SSL for login page only


#1

I’m having difficulty setting up my site so that only the login page
uses SSL. I’m confused by the config. Can some please explain?

I’m setting up my environment using WEBrick. I got WEBrick running with
ssl on port 3001 thanks to this script: http://pastie.caboo.se/25896

My understanding is that the ssl config is done in the server config
script, not in my rails app code. Correct me if I’m wrong.

Now that I have the site running, a user can connect to
https//localhost/account/login but he can’t go to any other pages with
the normal non-SSL HTTP. Am I supposed to also have a non-SSL WEBrick
running at the same time? If so, these 2 webricks would be listening on
2 different ports(3000 and 3001). What I want to do eventually in
production is to make the following links work:

http://www.mysite.com/myhome (non-SSL)
https//www.mysite.com/account/login (SSL)

Thanks for your help.


#2

donut donut wrote:

I’m having difficulty setting up my site so that only the login page
uses SSL. I’m confused by the config. Can some please explain?

I’m setting up my environment using WEBrick. I got WEBrick running with
ssl on port 3001 thanks to this script: http://pastie.caboo.se/25896

My understanding is that the ssl config is done in the server config
script, not in my rails app code. Correct me if I’m wrong.

Now that I have the site running, a user can connect to
https//localhost/account/login but he can’t go to any other pages with
the normal non-SSL HTTP. Am I supposed to also have a non-SSL WEBrick
running at the same time? If so, these 2 webricks would be listening on
2 different ports(3000 and 3001). What I want to do eventually in
production is to make the following links work:

http://www.mysite.com/myhome (non-SSL)
https//www.mysite.com/account/login (SSL)

Thanks for your help.

SSL seems to be flavour of the day.

The short answer is HTTP and HTTPS do run on different port (80 & 443
by default), so you will need to configure 2 servers.
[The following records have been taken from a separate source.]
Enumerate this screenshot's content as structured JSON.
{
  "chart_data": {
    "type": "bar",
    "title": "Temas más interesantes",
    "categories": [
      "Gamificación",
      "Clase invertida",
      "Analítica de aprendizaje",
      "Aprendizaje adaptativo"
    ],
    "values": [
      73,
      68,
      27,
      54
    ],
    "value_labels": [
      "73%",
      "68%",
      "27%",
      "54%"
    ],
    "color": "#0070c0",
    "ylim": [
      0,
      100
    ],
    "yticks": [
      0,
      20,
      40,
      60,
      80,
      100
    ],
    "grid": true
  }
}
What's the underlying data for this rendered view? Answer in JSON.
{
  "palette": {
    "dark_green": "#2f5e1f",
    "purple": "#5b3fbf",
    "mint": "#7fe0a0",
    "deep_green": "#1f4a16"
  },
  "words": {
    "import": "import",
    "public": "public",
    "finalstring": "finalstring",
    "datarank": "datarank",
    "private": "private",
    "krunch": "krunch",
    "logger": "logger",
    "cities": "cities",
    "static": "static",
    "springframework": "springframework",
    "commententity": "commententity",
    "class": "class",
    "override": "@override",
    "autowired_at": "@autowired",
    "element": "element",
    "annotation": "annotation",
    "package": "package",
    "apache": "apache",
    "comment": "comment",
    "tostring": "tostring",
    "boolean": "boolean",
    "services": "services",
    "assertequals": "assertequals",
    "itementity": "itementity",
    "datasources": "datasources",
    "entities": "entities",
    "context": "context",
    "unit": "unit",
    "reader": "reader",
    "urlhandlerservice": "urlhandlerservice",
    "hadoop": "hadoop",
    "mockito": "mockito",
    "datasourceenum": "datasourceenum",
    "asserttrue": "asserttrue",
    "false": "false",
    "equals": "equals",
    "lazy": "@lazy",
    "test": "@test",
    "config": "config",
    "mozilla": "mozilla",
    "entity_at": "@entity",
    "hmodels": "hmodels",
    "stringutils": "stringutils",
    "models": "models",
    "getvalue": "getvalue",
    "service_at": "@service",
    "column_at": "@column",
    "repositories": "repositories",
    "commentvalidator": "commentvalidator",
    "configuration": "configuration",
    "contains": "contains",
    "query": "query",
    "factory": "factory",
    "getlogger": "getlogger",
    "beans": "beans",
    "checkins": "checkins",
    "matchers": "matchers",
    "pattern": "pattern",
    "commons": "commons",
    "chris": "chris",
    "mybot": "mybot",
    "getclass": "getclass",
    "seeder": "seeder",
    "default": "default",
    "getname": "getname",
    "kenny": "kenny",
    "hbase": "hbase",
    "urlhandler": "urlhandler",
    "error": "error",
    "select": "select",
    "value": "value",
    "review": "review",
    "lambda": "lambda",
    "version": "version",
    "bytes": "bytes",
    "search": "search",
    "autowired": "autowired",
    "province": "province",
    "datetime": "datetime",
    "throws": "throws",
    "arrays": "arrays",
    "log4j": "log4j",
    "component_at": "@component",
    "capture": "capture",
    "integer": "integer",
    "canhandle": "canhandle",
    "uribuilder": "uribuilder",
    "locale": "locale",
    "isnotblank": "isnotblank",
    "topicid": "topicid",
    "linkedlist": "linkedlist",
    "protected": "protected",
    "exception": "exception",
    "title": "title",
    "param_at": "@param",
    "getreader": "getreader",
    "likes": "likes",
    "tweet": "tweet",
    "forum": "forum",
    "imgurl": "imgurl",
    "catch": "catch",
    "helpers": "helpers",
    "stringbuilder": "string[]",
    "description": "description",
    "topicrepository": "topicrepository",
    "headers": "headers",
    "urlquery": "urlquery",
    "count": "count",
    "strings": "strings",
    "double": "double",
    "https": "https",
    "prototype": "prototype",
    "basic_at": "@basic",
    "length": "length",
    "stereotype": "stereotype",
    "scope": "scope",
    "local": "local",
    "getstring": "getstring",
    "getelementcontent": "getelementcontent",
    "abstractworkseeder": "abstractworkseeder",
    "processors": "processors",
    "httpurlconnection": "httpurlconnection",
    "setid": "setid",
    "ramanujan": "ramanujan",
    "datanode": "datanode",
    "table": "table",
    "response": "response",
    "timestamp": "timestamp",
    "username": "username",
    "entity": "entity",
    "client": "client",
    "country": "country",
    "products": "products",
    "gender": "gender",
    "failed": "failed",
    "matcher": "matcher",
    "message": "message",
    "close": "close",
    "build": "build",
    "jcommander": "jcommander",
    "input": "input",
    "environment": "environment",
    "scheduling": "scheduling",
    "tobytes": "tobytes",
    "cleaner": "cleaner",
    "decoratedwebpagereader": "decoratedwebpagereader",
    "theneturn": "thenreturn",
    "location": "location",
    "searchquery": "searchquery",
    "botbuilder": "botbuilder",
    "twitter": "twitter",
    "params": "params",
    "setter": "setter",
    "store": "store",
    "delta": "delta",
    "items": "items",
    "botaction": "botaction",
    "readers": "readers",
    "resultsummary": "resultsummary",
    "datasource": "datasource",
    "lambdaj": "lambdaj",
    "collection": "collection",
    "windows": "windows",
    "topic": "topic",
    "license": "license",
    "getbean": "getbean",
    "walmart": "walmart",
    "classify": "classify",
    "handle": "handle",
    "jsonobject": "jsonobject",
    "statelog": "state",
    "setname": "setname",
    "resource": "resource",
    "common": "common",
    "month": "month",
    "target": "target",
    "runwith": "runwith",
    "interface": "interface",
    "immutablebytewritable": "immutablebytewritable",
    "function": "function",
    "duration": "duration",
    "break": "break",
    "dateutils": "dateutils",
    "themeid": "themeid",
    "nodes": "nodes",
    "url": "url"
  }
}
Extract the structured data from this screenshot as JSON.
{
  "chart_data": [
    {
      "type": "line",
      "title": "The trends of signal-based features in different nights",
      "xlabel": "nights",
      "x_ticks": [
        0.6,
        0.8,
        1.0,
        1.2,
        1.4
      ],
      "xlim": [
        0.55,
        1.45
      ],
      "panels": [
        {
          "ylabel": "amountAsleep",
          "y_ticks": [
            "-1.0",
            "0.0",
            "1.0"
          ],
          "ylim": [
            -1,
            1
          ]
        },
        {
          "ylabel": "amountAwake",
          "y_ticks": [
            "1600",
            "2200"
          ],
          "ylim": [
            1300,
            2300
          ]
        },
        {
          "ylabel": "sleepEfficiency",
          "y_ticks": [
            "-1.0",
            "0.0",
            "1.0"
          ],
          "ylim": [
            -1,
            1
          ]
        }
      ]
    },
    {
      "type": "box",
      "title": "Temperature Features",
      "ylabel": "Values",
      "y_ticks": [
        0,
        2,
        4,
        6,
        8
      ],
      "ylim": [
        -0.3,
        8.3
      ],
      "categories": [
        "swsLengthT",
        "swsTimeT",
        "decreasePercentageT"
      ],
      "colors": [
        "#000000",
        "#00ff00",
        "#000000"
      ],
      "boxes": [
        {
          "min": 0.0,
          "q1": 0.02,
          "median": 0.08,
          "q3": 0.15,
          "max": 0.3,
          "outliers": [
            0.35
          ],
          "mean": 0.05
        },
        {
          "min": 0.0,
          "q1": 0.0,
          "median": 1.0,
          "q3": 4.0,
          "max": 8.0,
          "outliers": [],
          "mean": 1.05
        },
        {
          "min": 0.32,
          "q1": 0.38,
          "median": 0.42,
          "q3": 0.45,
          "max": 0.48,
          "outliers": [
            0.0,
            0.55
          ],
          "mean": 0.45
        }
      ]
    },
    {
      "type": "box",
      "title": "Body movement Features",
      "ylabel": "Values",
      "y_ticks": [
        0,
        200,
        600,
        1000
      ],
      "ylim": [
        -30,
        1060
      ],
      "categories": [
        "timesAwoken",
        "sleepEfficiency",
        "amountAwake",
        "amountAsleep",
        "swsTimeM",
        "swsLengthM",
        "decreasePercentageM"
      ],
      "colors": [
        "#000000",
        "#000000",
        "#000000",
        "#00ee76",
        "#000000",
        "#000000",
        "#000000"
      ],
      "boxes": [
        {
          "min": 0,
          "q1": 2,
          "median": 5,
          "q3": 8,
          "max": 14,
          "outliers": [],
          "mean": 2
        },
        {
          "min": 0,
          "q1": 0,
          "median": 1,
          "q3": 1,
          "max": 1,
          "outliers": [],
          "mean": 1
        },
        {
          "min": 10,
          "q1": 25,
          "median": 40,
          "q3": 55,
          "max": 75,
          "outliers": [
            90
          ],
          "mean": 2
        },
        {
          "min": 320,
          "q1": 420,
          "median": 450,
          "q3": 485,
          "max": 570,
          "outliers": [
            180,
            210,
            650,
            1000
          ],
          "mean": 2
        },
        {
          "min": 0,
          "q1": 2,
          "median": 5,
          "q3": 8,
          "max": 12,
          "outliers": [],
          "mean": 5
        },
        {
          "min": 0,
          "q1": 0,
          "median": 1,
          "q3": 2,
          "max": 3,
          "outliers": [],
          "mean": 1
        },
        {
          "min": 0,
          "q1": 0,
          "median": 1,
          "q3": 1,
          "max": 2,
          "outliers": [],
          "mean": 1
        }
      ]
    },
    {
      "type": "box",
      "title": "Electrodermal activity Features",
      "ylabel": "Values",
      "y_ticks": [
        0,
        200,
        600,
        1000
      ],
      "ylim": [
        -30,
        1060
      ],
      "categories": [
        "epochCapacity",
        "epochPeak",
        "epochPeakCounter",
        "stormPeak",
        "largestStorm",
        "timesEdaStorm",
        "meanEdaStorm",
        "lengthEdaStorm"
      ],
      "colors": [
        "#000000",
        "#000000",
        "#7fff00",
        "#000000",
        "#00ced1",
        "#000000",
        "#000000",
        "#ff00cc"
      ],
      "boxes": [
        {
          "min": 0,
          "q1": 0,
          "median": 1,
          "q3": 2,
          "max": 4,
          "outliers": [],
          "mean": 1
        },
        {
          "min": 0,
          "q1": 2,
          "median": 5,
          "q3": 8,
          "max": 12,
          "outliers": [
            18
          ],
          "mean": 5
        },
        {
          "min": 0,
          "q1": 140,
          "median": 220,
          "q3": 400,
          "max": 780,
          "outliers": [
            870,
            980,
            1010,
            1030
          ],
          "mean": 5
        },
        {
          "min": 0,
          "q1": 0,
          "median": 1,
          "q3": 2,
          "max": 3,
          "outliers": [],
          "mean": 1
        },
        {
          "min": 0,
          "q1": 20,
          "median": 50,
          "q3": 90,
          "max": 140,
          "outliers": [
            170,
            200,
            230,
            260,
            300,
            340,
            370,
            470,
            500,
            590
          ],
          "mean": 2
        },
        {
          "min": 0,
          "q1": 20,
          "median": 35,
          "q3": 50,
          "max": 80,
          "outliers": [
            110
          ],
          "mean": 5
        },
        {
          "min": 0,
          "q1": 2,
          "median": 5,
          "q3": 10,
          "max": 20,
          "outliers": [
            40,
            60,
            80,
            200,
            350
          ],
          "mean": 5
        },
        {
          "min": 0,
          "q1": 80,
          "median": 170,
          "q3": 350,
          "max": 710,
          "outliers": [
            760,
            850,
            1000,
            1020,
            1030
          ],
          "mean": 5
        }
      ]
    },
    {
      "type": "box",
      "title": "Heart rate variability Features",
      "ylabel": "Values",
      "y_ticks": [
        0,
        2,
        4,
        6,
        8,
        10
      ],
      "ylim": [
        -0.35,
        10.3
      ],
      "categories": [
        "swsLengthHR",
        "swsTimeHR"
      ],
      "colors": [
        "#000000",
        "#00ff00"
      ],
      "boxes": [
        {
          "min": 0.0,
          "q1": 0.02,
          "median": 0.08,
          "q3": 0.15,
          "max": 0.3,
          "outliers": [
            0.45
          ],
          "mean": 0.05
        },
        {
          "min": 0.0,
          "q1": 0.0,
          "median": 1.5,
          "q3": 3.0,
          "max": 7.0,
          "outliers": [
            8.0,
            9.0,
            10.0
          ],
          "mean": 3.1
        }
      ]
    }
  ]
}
Try section 5 here (he is using mongrel, so the details may vary):
http://blog.codahale.com/tags/ruby-on-rails/

When I was working with LDAP it was possible to secure any connection on
any port using TLS. I know most browsers now support TLS but I have not
tried to secure a HTTP connection, so I don’t know if this is possible.


#3

Andrew S. wrote:

The short answer is HTTP and HTTPS do run on different port (80 & 443
by default), so you will need to configure 2 servers.

Try section 5 here (he is using mongrel, so the details may vary):
http://blog.codahale.com/tags/ruby-on-rails/

When I was working with LDAP it was possible to secure any connection on
any port using TLS. I know most browsers now support TLS but I have not
tried to secure a HTTP connection, so I don’t know if this is possible.

Thanks, Andrew! This is what I need! I now have 2 webrick’s running in
my dev environment. The link you gave has a lot of good info. I’ll
move to mongrel + apache for production.


#4

donut donut wrote:

Thanks, Andrew! This is what I need! I now have 2 webrick’s running in
my dev environment. The link you gave has a lot of good info. I’ll
move to mongrel + apache for production.

All the cool kids are using mongrel nowadays. In fact, Rails 1.2
defaults to mongrel for development.

You got my interest up in trying to secure HTTP with TLS. The web seems
sparse on details of doing this - I might give it a go over the weekend.